= Offshore Supplies Office =

OSO was a British government agency with a remit to support British suppliers to the offshore oil and gas industry in the British sector of the North Sea. It was set up in 1973, following the publication the previous year of a report entitled Study of Potential Benefits to British Industry from Offshore Oil and Gas Developments (the IMEG Report).

The primary aim was to raise British industrial participation in North Sea expenditure from an assumed 30% to a target 70%. The principal mechanism was the so-called 'Full and Fair Opportunity' policy aimed at ensuring British-based suppliers (whether or not locally owned) could compete on equal terms with foreign firms. OSO also promoted the establishment of new British-based suppliers, including encouraging inward investment and joint ventures between British and foreign firms. Later, it became involved in R&D support and export promotion. On the basis of its own calculations, OSO rapidly reached and then substantially exceeded its 70% UK content target. However, its statistics were the subject of considerable criticism.
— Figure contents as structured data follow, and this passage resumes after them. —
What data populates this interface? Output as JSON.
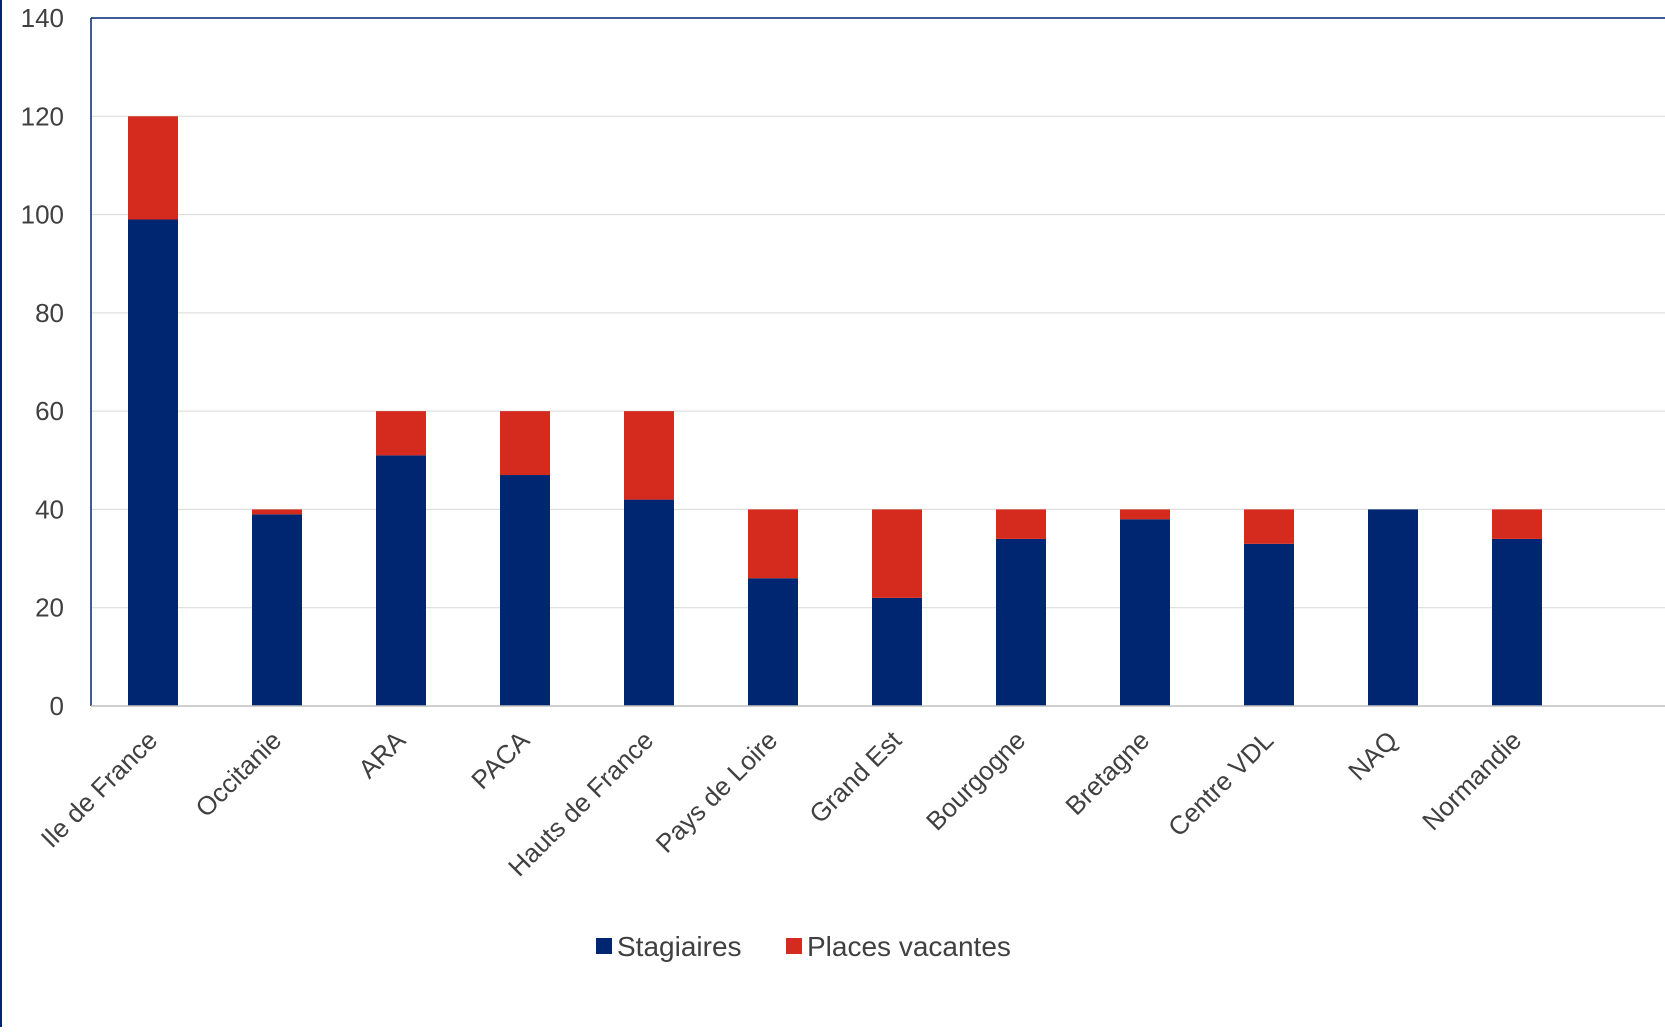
{
  "chart_data": {
    "type": "bar",
    "stacked": true,
    "title": "",
    "xlabel": "",
    "ylabel": "",
    "ylim": [
      0,
      140
    ],
    "yticks": [
      0,
      20,
      40,
      60,
      80,
      100,
      120,
      140
    ],
    "grid": true,
    "legend_position": "bottom",
    "categories": [
      "Ile de France",
      "Occitanie",
      "ARA",
      "PACA",
      "Hauts de France",
      "Pays de Loire",
      "Grand Est",
      "Bourgogne",
      "Bretagne",
      "Centre VDL",
      "NAQ",
      "Normandie"
    ],
    "series": [
      {
        "name": "Stagiaires",
        "color": "#002671",
        "values": [
          99,
          39,
          51,
          47,
          42,
          26,
          22,
          34,
          38,
          33,
          40,
          34
        ]
      },
      {
        "name": "Places vacantes",
        "color": "#D52B1E",
        "values": [
          21,
          1,
          9,
          13,
          18,
          14,
          18,
          6,
          2,
          7,
          0,
          6
        ]
      }
    ]
  }
}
By the late 1980s, the increasing maturity of the North Sea, changes in oil company procurement practices and pressure from the European Commission were all impacting negatively on OSO operations. In preparation for the introduction of the European Single Market, in 1992 OSO abandoned the 'Full and Fair Opportunity' policy and the collection of UK content statistics, leaving it to concentrate on export promotion and R&D support. First as an independent entity with a remit expanded to include the downstream oil and gas and petrochemicals sectors and later as a 'brand' within the Infrastructure and Energy Projects Directorate of the Department of Trade and Industry, OSO survived until 1999.

OSO’s flagship policy of seeking to increase the local content in the expenditure of oil and gas companies operating within a given national jurisdiction was soon widely imitated and subsequently also adopted in respect of other resource-based industries and even beyond. In some cases, governments have imposed a formal requirement for companies to achieve a specific local content percentage by value, in marked contrast to OSO’s practice of aiming at an overall non-binding industry target.